De son côté, Free se targue même de couvrir aujourd’hui 78% de la population en 3G. Et, chiffres à l’appui, il se présente comme l’opérateur qui déploie son réseau le plus vite comparé à l’historique de ses concurrents avec, notamment, un effort d’investissement de 23% du chiffre d’affaires contre 15% en moyenne pour le reste du marché. Concurrents qui, pour Orange et SFR, se faisaient taper sur les doigts par l’Arcep en 2009 pour leur retard de couverture. Mais il s’agissait de taux atteignant les hautes sphères des 90% de la population. Or, on le sait, ce sont les dernières poches de population qui sont le plus délicates à couvrir. On verra où en sera Free le 12 janvier 2018 où il devra couvrir les neuf dixième de la population en 3G.

Reste à savoir si la validation de l’Autorité mettra fin à la polémique portant sur le mode de calcul de la couverture du 4e opérateur mobile.

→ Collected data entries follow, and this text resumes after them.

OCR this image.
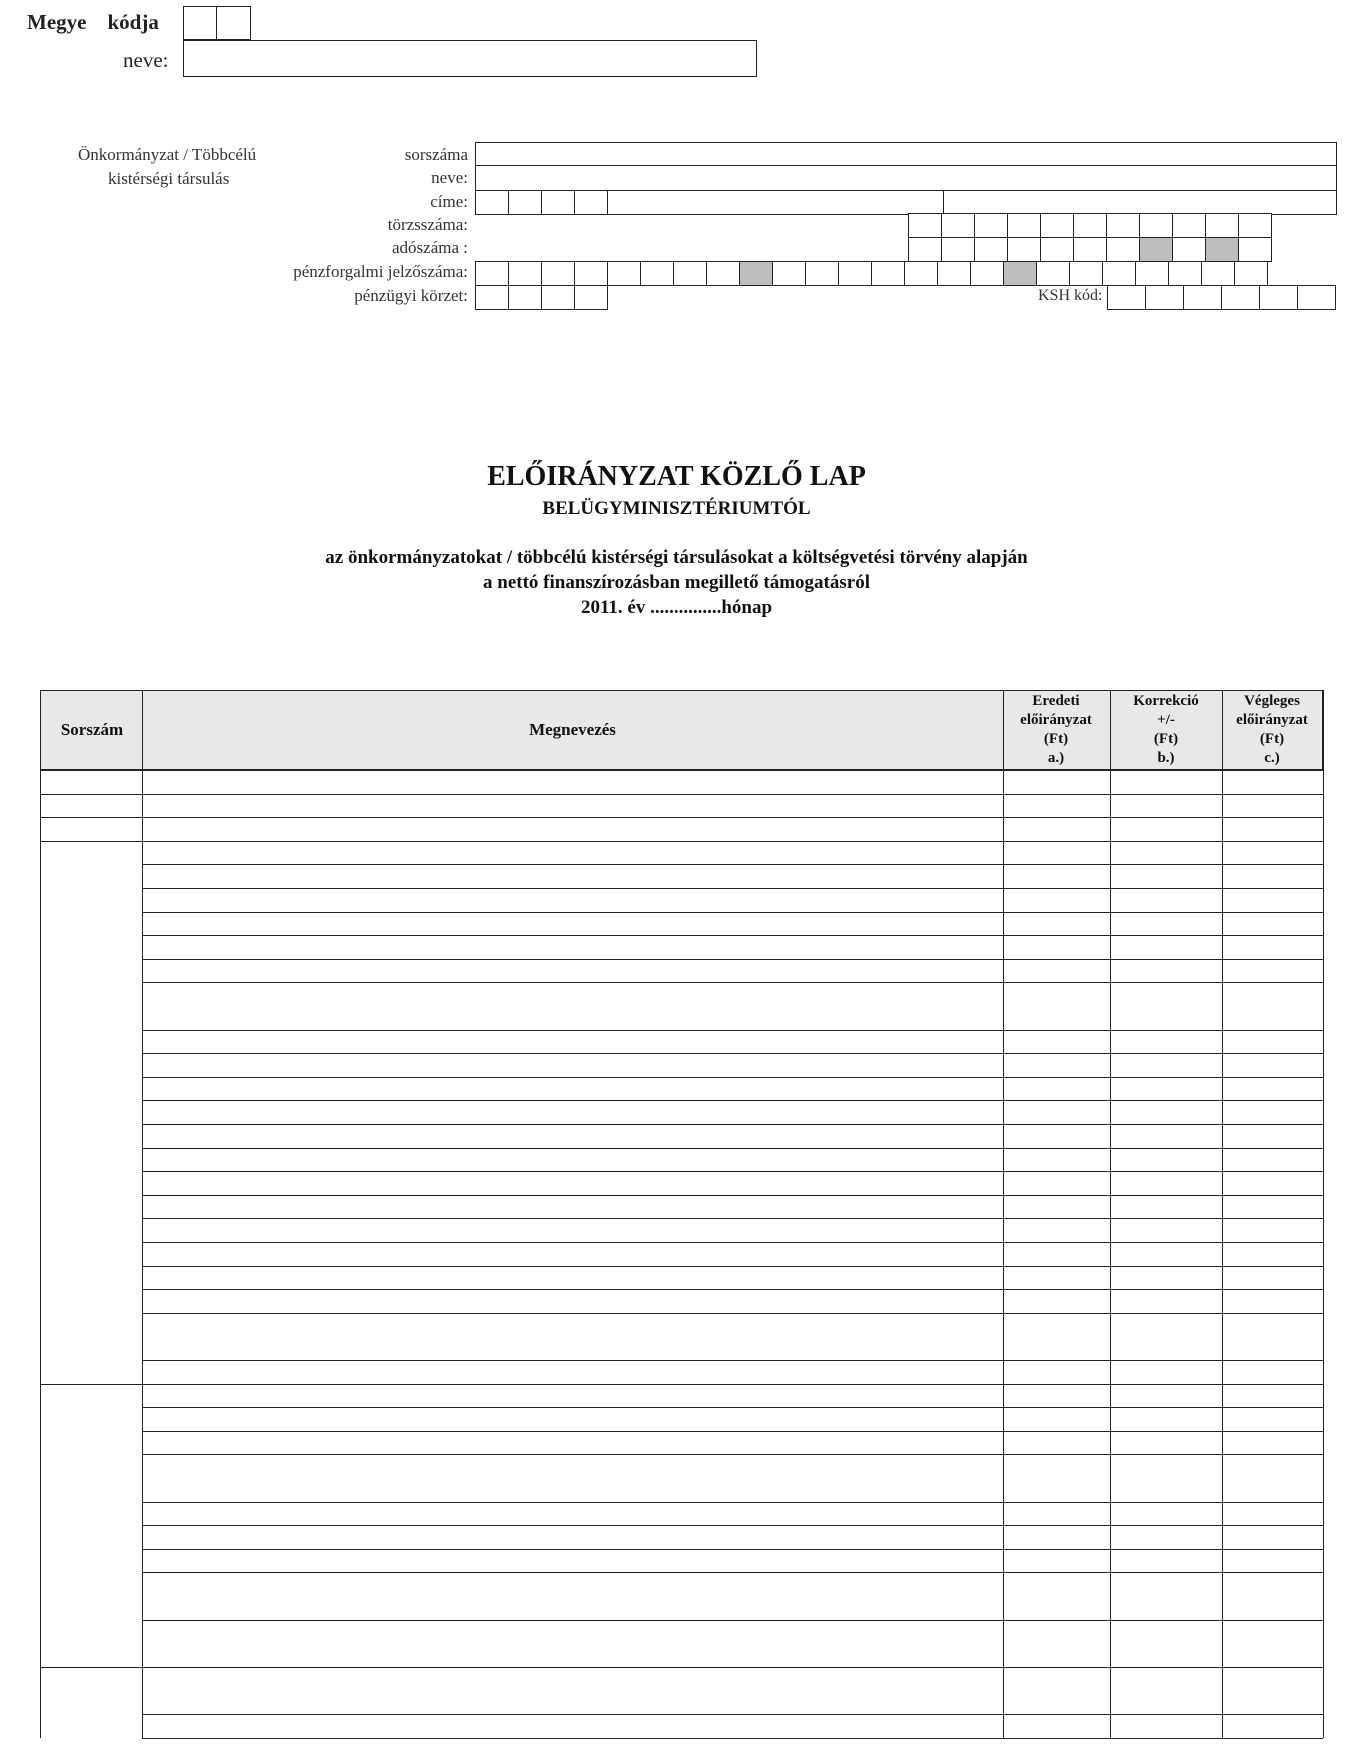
Megye    kódja
neve:
Önkormányzat / Többcélú
kistérségi társulás
sorszáma
neve:
címe:
törzsszáma:
adószáma :
pénzforgalmi jelzőszáma:
pénzügyi körzet:	KSH kód:
ELŐIRÁNYZAT KÖZLŐ LAP
BELÜGYMINISZTÉRIUMTÓL
az önkormányzatokat / többcélú kistérségi társulásokat a költségvetési törvény alapján
a nettó finanszírozásban megillető támogatásról
2011. év ...............hónap
Sorszám	Megnevezés
Eredeti
előirányzat
(Ft)
a.)
Korrekció
+/-
(Ft)
b.)
Végleges
előirányzat
(Ft)
c.)
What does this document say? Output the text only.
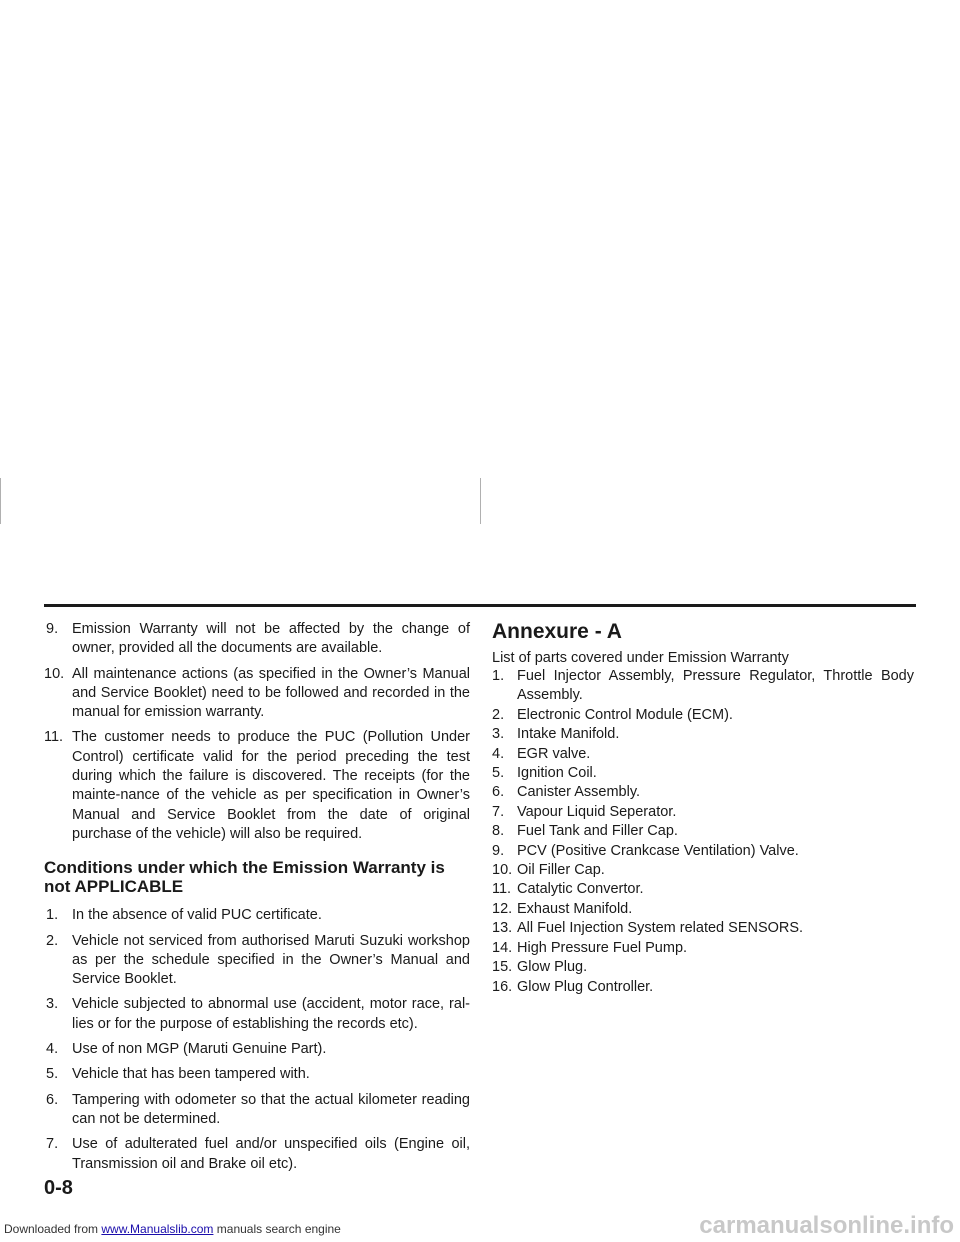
9. Emission Warranty will not be affected by the change of owner, provided all the documents are available.
10. All maintenance actions (as specified in the Owner’s Manual and Service Booklet) need to be followed and recorded in the manual for emission warranty.
11. The customer needs to produce the PUC (Pollution Under Control) certificate valid for the period preceding the test during which the failure is discovered. The receipts (for the mainte-nance of the vehicle as per specification in Owner’s Manual and Service Booklet from the date of original purchase of the vehicle) will also be required.
Conditions under which the Emission Warranty is not APPLICABLE
1. In the absence of valid PUC certificate.
2. Vehicle not serviced from authorised Maruti Suzuki workshop as per the schedule specified in the Owner’s Manual and Service Booklet.
3. Vehicle subjected to abnormal use (accident, motor race, ral-lies or for the purpose of establishing the records etc).
4. Use of non MGP (Maruti Genuine Part).
5. Vehicle that has been tampered with.
6. Tampering with odometer so that the actual kilometer reading can not be determined.
7. Use of adulterated fuel and/or unspecified oils (Engine oil, Transmission oil and Brake oil etc).
Annexure - A
List of parts covered under Emission Warranty
1. Fuel Injector Assembly, Pressure Regulator, Throttle Body Assembly.
2. Electronic Control Module (ECM).
3. Intake Manifold.
4. EGR valve.
5. Ignition Coil.
6. Canister Assembly.
7. Vapour Liquid Seperator.
8. Fuel Tank and Filler Cap.
9. PCV (Positive Crankcase Ventilation) Valve.
10. Oil Filler Cap.
11. Catalytic Convertor.
12. Exhaust Manifold.
13. All Fuel Injection System related SENSORS.
14. High Pressure Fuel Pump.
15. Glow Plug.
16. Glow Plug Controller.
0-8
Downloaded from www.Manualslib.com manuals search engine	carmanualsonline.info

En septembre dernier, Bouygues Telecom saisissait le Conseil d’Etat pour contester la méthode de mesure de l’Arcep à qui il est reproché de prendre en compte le réseau d’Orange sur lequel Free s’appuie dans le cadre du contrat d’itinérance valide jusqu’en 2018. Une accusation que conteste le régulateur. Les « mesures ont été effectuées avec des terminaux dont l’accès aux réseaux 2G et 4G ainsi qu’au réseau 3G d’autres opérateurs étaient désactivés », indique l’Autorité dans son communiqué. Autrement dit, seul le réseau 3G de Free était accessible, qui plus est « à l’extérieur des bâtiments et hors itinérance avec le réseau d’un autre opérateur mobile », lors des mesures. Il restera néanmoins au Conseil d’Etat de s’en assurer dans une décision attendue pour la fin de l’année.